Selecting players to stream is more art than science and is one that I have not mastered. Factors to consider go beyond just the players’ stats but require a deeper look into match-ups, scheduling issues and putting your head coaching cap on and figuring out who will not only get the opportunities to play but to make plays. Fortunately, Kent Williams is a master at streaming and his daily Fantasy Spin is a must read for anyone wishing to employ this tactic. You would have a hard time to do better than just blindly following his recommendations. We also suggest that you follow @SheridanFantasy on twitter, as we will be tweeting any last minute lineup changes just before the games begin, which can present some big opportunities and save some frustration.
The one method in which I have had success with streaming is by using specialists to target a single category, particularly for 3PM and BLK. The reason for the success is that they usually require few minutes to produce their stats, they usually won’t hurt you and every now and then you can fall into a big game. A typical 3PM specialist only touches the ball when they are wide open and as a result they take high percentage shots, are rarely fouled and don’t turn the ball over. They produce their 3PM with a decent FG% and minimal FT% or TO impact. If a prospective 3PM specialist candidate has a high TO rate — I am looking at you, Thabo Sefolosha — you might want to look elsewhere.
A typical BLK specialist also rarely touches the ball, only shoots when it is a dunk or putting back an offensive rebound and is rarely fouled. They won’t hurt your FG%, FT% or TO. Of course they tend to foul a lot and should be avoided in leagues that count fouls.
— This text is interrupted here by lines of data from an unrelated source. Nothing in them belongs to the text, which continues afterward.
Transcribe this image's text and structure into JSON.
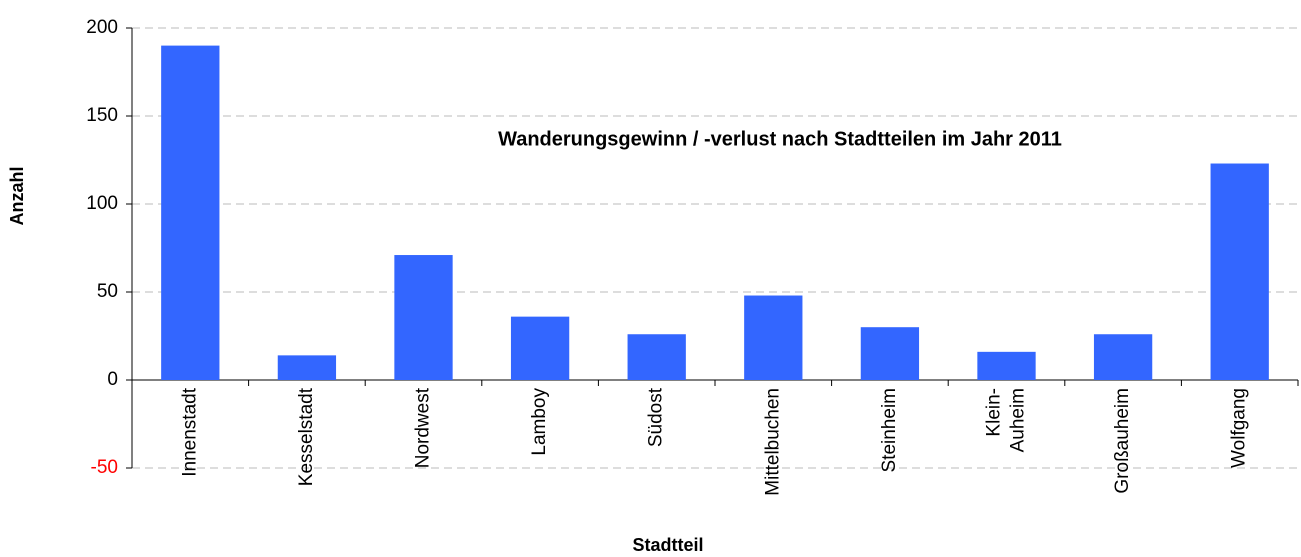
{
  "chart_data": {
    "type": "bar",
    "title": "Wanderungsgewinn / -verlust nach Stadtteilen im Jahr 2011",
    "x_label": "Stadtteil",
    "y_label": "Anzahl",
    "categories": [
      "Innenstadt",
      "Kesselstadt",
      "Nordwest",
      "Lamboy",
      "Südost",
      "Mittelbuchen",
      "Steinheim",
      "Klein-\nAuheim",
      "Großauheim",
      "Wolfgang"
    ],
    "values": [
      190,
      14,
      71,
      36,
      26,
      48,
      30,
      16,
      26,
      123
    ],
    "color": "#3366ff",
    "ylim": [
      -50,
      200
    ],
    "yticks": [
      -50,
      0,
      50,
      100,
      150,
      200
    ],
    "negative_tick_color": "#ff0000",
    "grid": true
  }
}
Player injuries are a fact of life for real NBA teams and your fantasy team. They are going to happen. Like the old adage that an ounce of prevention is worth more than a pound of cure, the best strategy for overcoming injuries is simply by having a deep, balanced and diversified roster. As we discussed in Part 3, the best time to address this is when your options are most plentiful — at the draft table. Part 5 showed you a simple yet effective draft plan for building a diversified and balanced roster at your draft.
Once an injury occurs, you have to make an assessment and either drop, trade or keep the injured player. Your decision is going to be based on the quality of the player, the expected time missed and your league settings. Obviously, the better the player and the less time missed, the more likely you will want to keep them. Head-to-Head leagues, where the regular season is four weeks shorter and near-term results matter more, favor either dropping or trading the player. Keeper leagues, where a rebuilding team may value the injured player, favor trading the player. Shallow leagues, where replacements are plentiful, favor dropping the player. Leagues with deep benches favor keeping the player.
When replacing an injured player, if your team is balanced, you can simply add the best available player in the free agent pool or offered in trade. If not, seize the injury as an opportunity to improve your balance instead of just replacing the player. Hopefully, while you may lose ground in the areas of the injured player’s strength, you can make it up by addressing your balance.